There can be a healthy relationship between expertise and politics, but it’s extremely difficult for that relationship to exist when education is so strongly correlated with partisanship.

Both sides should try to do something about this
As has been explored many times on this blog, stark education polarization is really bad for Democrats’ prospects of winning a Senate majority. I won’t belabor the point here, but mathematically, Democrats cannot govern in the long term without increasing their appeal to less-educated voters.

Instead, I’m going to concern-troll conservatives.

Conservatives are clearly very bothered (seemingly genuinely so) by the low esteem in which they are generally held by cultural elites. They complain about it constantly. At the same time, conservatives are not as policy obsessed as liberals are. Very few conservatives pronounced Donald Trump a “failed president” despite his very meager legislative achievements during 2017-18, and even fewer experienced his signing of left-coded bipartisan legislation in 2019-20 as a huge betrayal.

In other words, the big edge that education polarization gives Republicans in the Senate does not satisfy what they truly crave in life, which is something like respect or a desire to have their putative status as the great defenders of women’s sports taken seriously as a good-faith concern.

Well, just as the political system skews in favor of the old, the non-college, and the rural, the cultural system skews in favor of the young educated professionals and urban tastemakers. If you want to see your values reflected in Marvel movies and beer ads, then you need to try to find topics on which to align yourself with those younger metropolitan audiences. Demagoguery about refugee resettlement, for example, does bring some electoral benefits. But is the juice really worth the squeeze if it codes you as the party of inhumane sociopaths in the eyes of the youngest and most cosmopolitan generation? There used to be an elite consensus around such things. Republicans decided to break with it, and on one level it has worked, but on another level, I feel like it really hasn’t delivered what they actually want.

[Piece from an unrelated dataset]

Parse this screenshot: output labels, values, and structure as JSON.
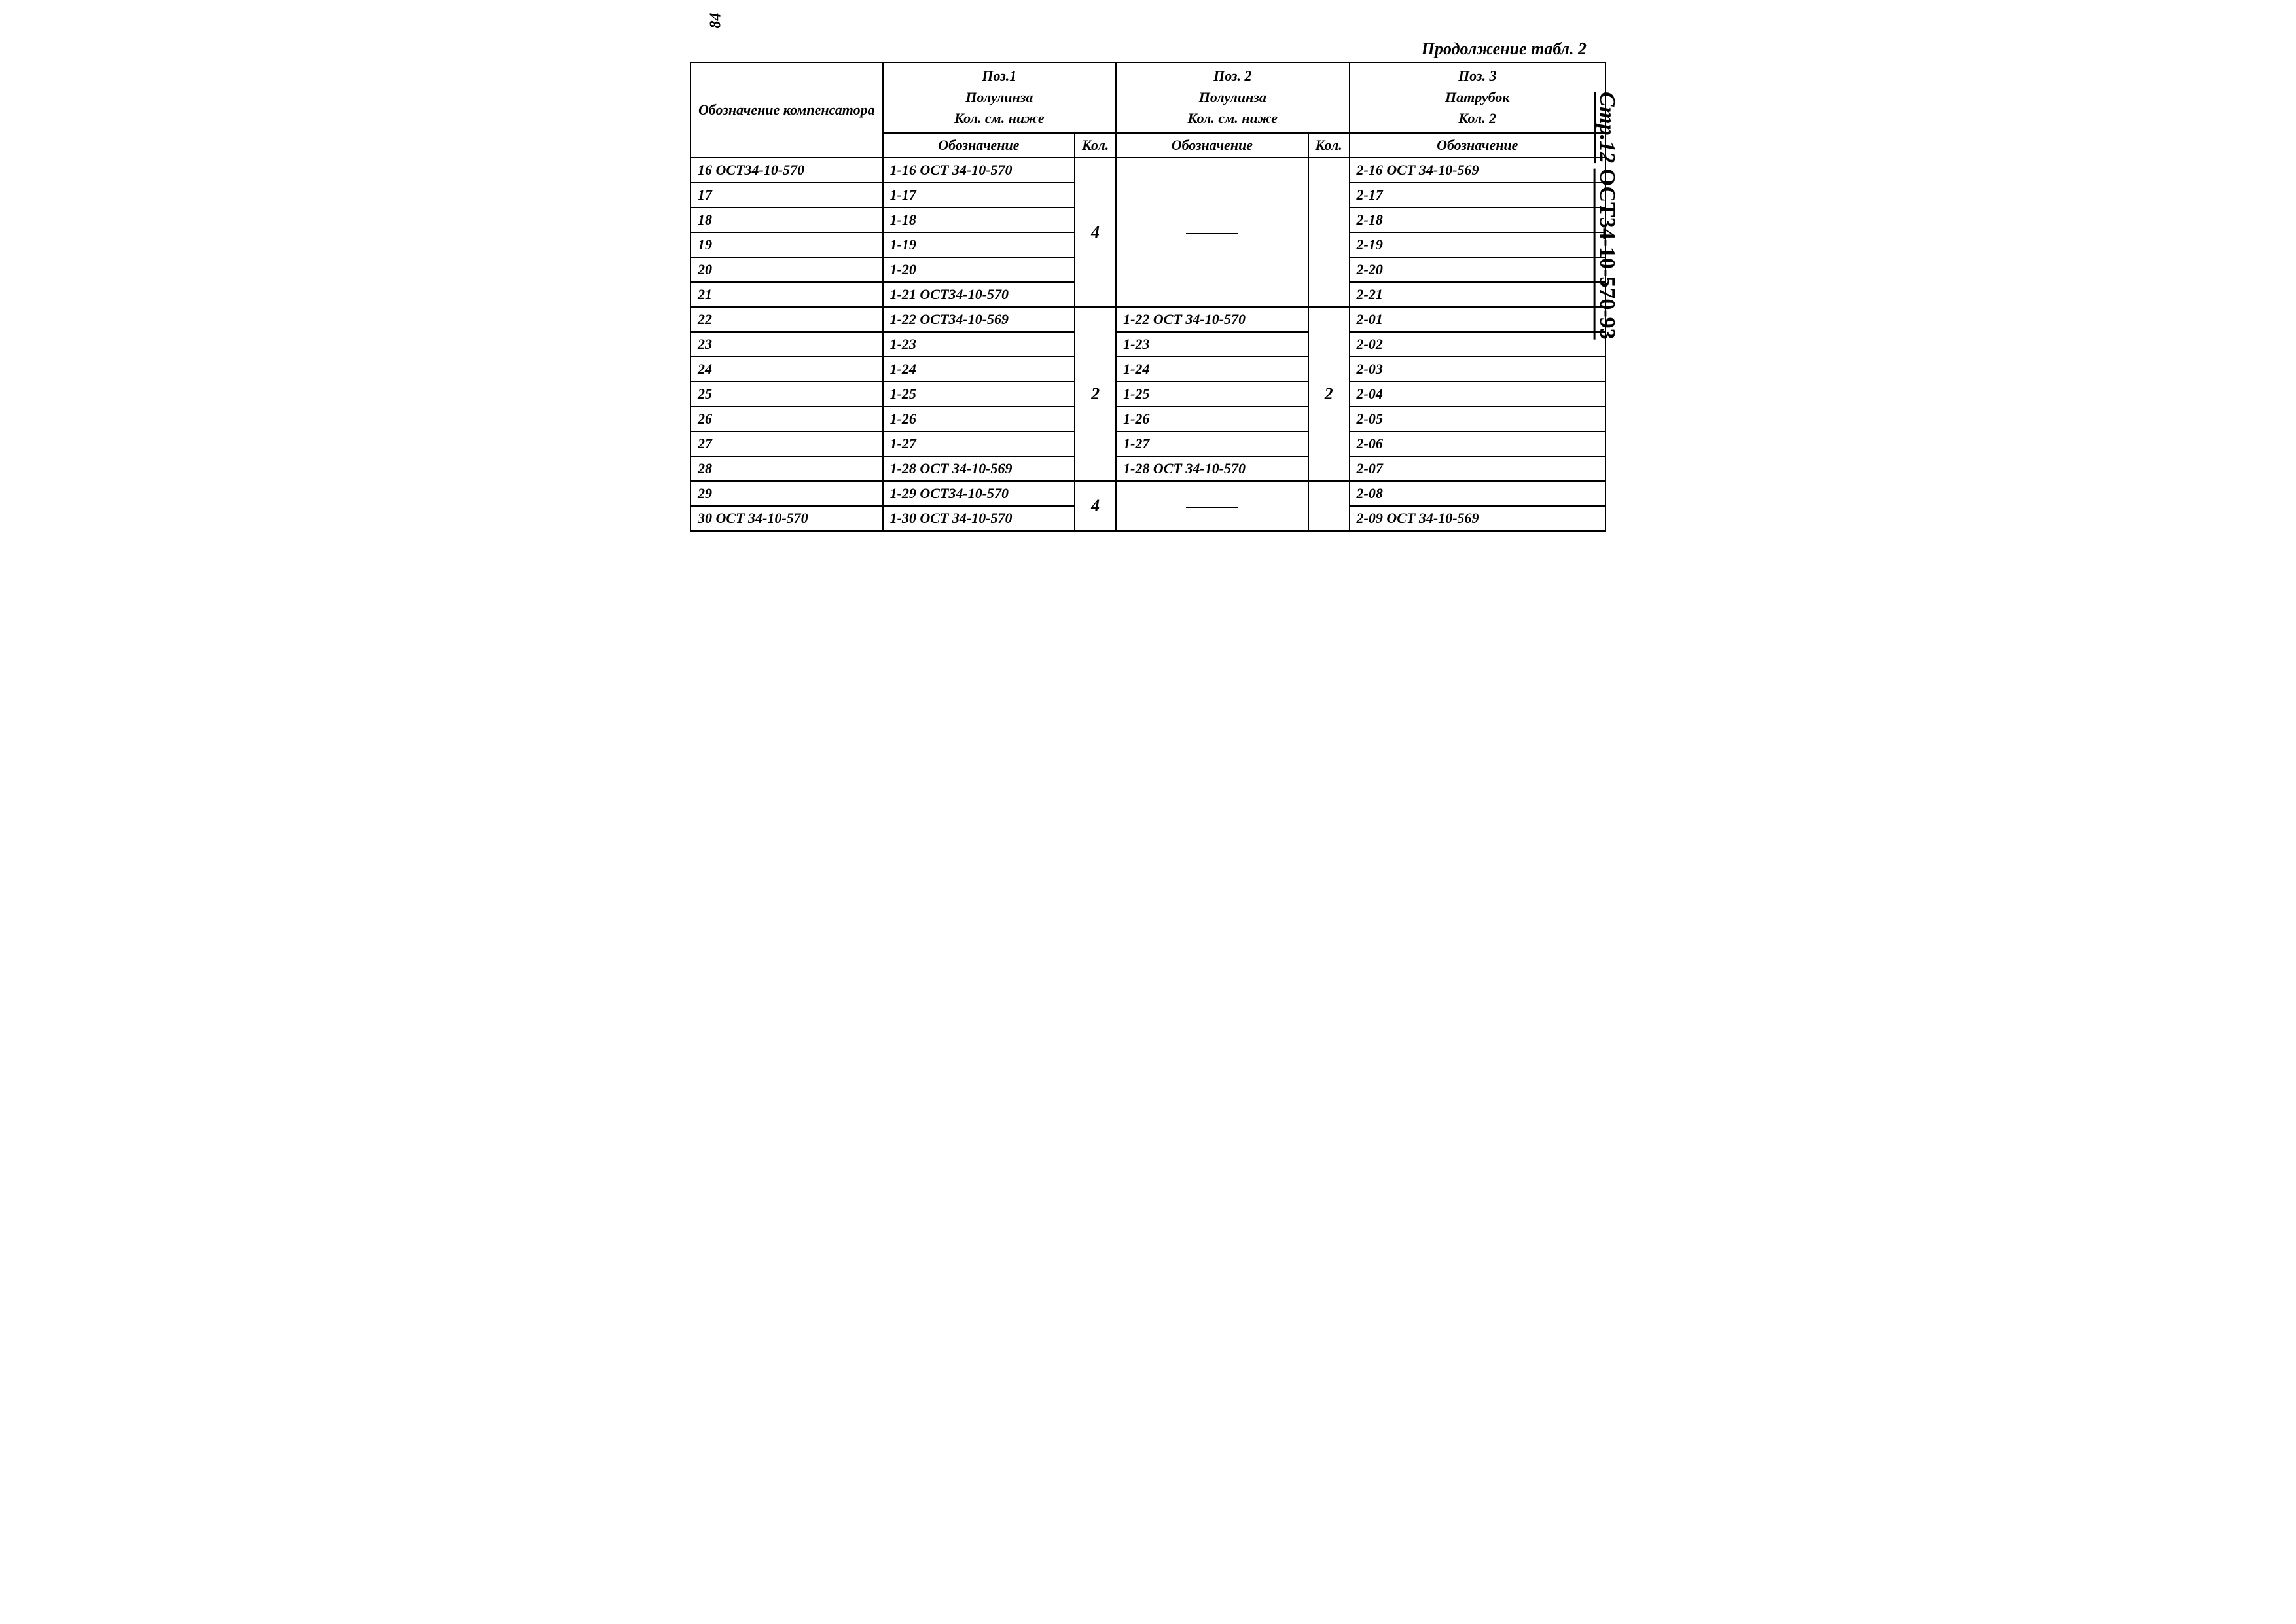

The best example of this is the fight over voting rights issues. The actual, concrete electoral gains to Republicans from various measures to make it harder to vote are imperceptibly small, if they exist at all. So what is the point of pushing measures that make you look like an authoritarian menace? And would it really be so hard to throw urban libs a bone in the form of some concern for climate change?

For some people, of course, the current system works great. Culture wars and skewed maps help Republicans win elections, after which they cut taxes for rich people and multinational corporations while doing nothing to satisfy their base’s resentments — resentments that fuel the fire for the next campaign. But there is only so much cynicism to go around, and I think the steady growth in education polarization is mostly serving to frustrate both sides of the never-ending war.